Czy GDDKiA bierze pod uwagę adaptację do zmian klimatu tylko w wypadku nowych inwestycji czy także dostosowuje istniejące już drogi?
Budujemy drogi, których konstrukcja jest odporna i przygotowana na różnego rodzaju zjawiska atmosferyczne. Dotyczy to oczywiście nowych inwestycji, jak i zmian czy modyfikacji, jakie są realizowane na istniejącej już sieci w ramach remontów i przebudów.
Trudno jest jednak przygotować się na wyjątkowo ekstremalne zjawiska pogodowe, jak na przykład powódź czy lawina błotna. Tu kluczową rolę odgrywa nie tyle sama droga, ale inne elementy infrastruktury krytycznej - wały powodziowe, uregulowane koryta rzek, odpowiednio zabezpieczone zbocza i stromizny czy też wydolna i sprawna kanalizacja deszczowa.
Jakie szacunkowo kwoty wydano w ostatnich latach na dostosowanie dróg do szkód związanych ze zmianami klimatu? Jakie inwestycje i kwoty są planowane na kolejne lata?
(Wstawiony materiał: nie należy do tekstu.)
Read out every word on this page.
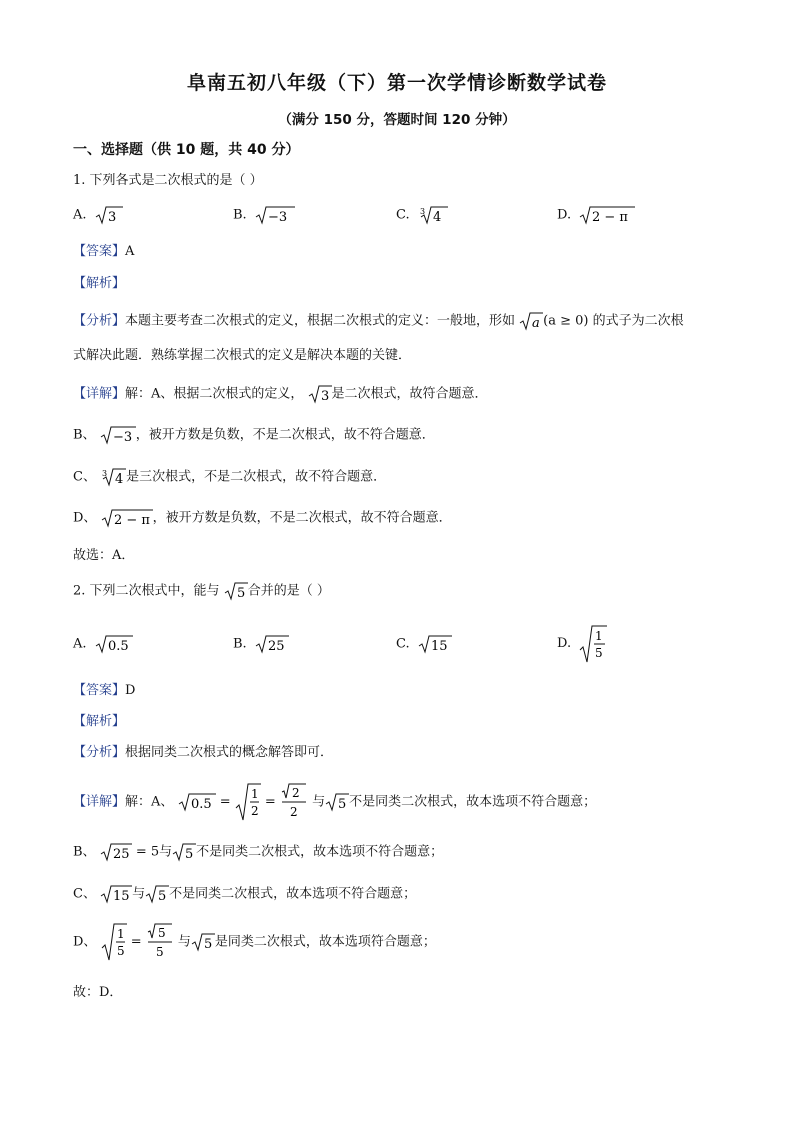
阜南五初八年级（下）第一次学情诊断数学试卷
（满分 150 分，答题时间 120 分钟）
一、选择题（供 10 题，共 40 分）
1. 下列各式是二次根式的是（ ）
A. 3	B. −3	C. 3 4	D. 2 − π
【答案】A
【解析】
【分析】本题主要考查二次根式的定义，根据二次根式的定义：一般地，形如 a (a ≥ 0) 的式子为二次根
式解决此题．熟练掌握二次根式的定义是解决本题的关键．
【详解】解：A、根据二次根式的定义， 3 是二次根式，故符合题意．
B、 −3 ，被开方数是负数，不是二次根式，故不符合题意．
C、 3 4 是三次根式，不是二次根式，故不符合题意．
D、 2 − π ，被开方数是负数，不是二次根式，故不符合题意．
故选：A．
2. 下列二次根式中，能与 5 合并的是（ ）
A. 0.5	B. 25	C. 15	D. 1
5
【答案】D
【解析】
【分析】根据同类二次根式的概念解答即可．
【详解】解：A、 0.5 =
1
2
=
2
2
与 5 不是同类二次根式，故本选项不符合题意；
B、 25 = 5与 5 不是同类二次根式，故本选项不符合题意；
C、 15 与 5 不是同类二次根式，故本选项不符合题意；
D、
1
5
=
5
5
与 5 是同类二次根式，故本选项符合题意；
故：D．
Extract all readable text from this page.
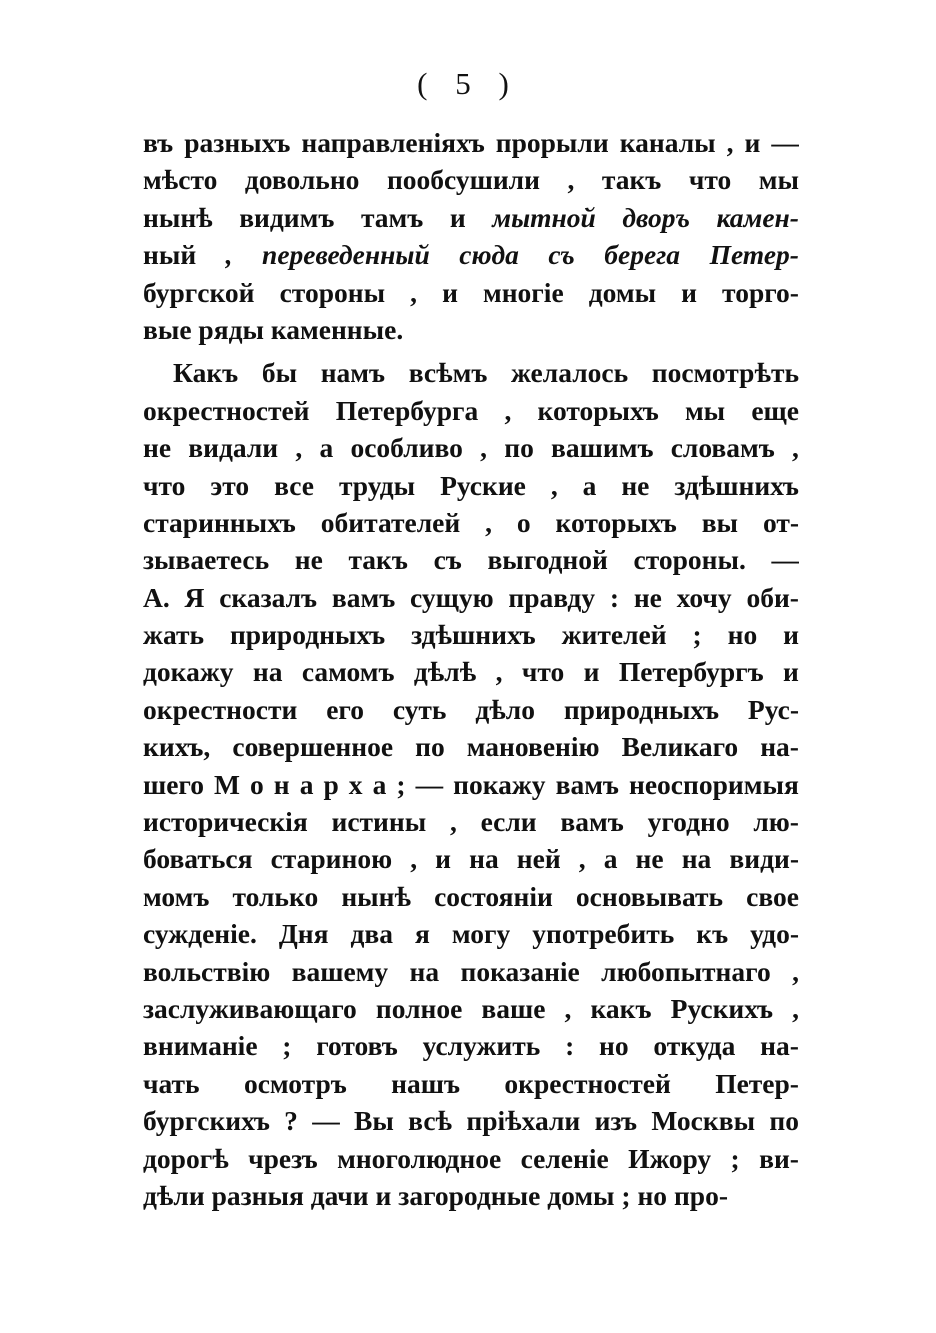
( 5 )
въ разныхъ направленiяхъ прорыли каналы , и —
мѣсто довольно пообсушили , такъ что мы
нынѣ видимъ тамъ и мытной дворъ камен-
ный , переведенный сюда съ берега Петер-
бургской стороны , и многiе домы и торго-
вые ряды каменные.
Какъ бы намъ всѣмъ желалось посмотрѣть
окрестностей Петербурга , которыхъ мы еще
не видали , а особливо , по вашимъ словамъ ,
что это все труды Руские , а не здѣшнихъ
старинныхъ обитателей , о которыхъ вы от-
зываетесь не такъ съ выгодной стороны. —
А. Я сказалъ вамъ сущую правду : не хочу оби-
жать природныхъ здѣшнихъ жителей ; но и
докажу на самомъ дѣлѣ , что и Петербургъ и
окрестности его суть дѣло природныхъ Рус-
кихъ, совершенное по мановенiю Великаго на-
шего М о н а р х а ; — покажу вамъ неоспоримыя
историческiя истины , если вамъ угодно лю-
боваться стариною , и на ней , а не на види-
момъ только нынѣ состоянiи основывать свое
сужденiе. Дня два я могу употребить къ удо-
вольствiю вашему на показанiе любопытнаго ,
заслуживающаго полное ваше , какъ Рускихъ ,
вниманiе ; готовъ услужить : но откуда на-
чать осмотръ нашъ окрестностей Петер-
бургскихъ ? — Вы всѣ прiѣхали изъ Москвы по
дорогѣ чрезъ многолюдное селенiе Ижору ; ви-
дѣли разныя дачи и загородные домы ; но про-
Na bieżąco inwestujemy w nowe odcinki oraz utrzymanie już istniejącej sieci dróg krajowych. Ciężko jest wydzielić środki, które są przeznaczane stricte na dostosowanie dróg do szkód związanych ze zmianami klimatu.
Odpowiednia wytrzymała i odporna nawierzchnia, systemy odwodnienia, zabezpieczenie skarp i odpowiednie wskaźniki mrozoodporności to te z elementów, które finalnie składają się na gotowy produkt w postaci drogi o najwyższych parametrach bezpieczeństwa i wytrzymałości.
Nie bez znaczenia jest jakość wykonywanych robót. Podkreślamy to na każdym kroku. Od wykonawców wymagamy przede wszystkim jakości. Ona gwarantuje wytrzymałość. Ale nie tylko. To także komfort i bezpieczeństwo.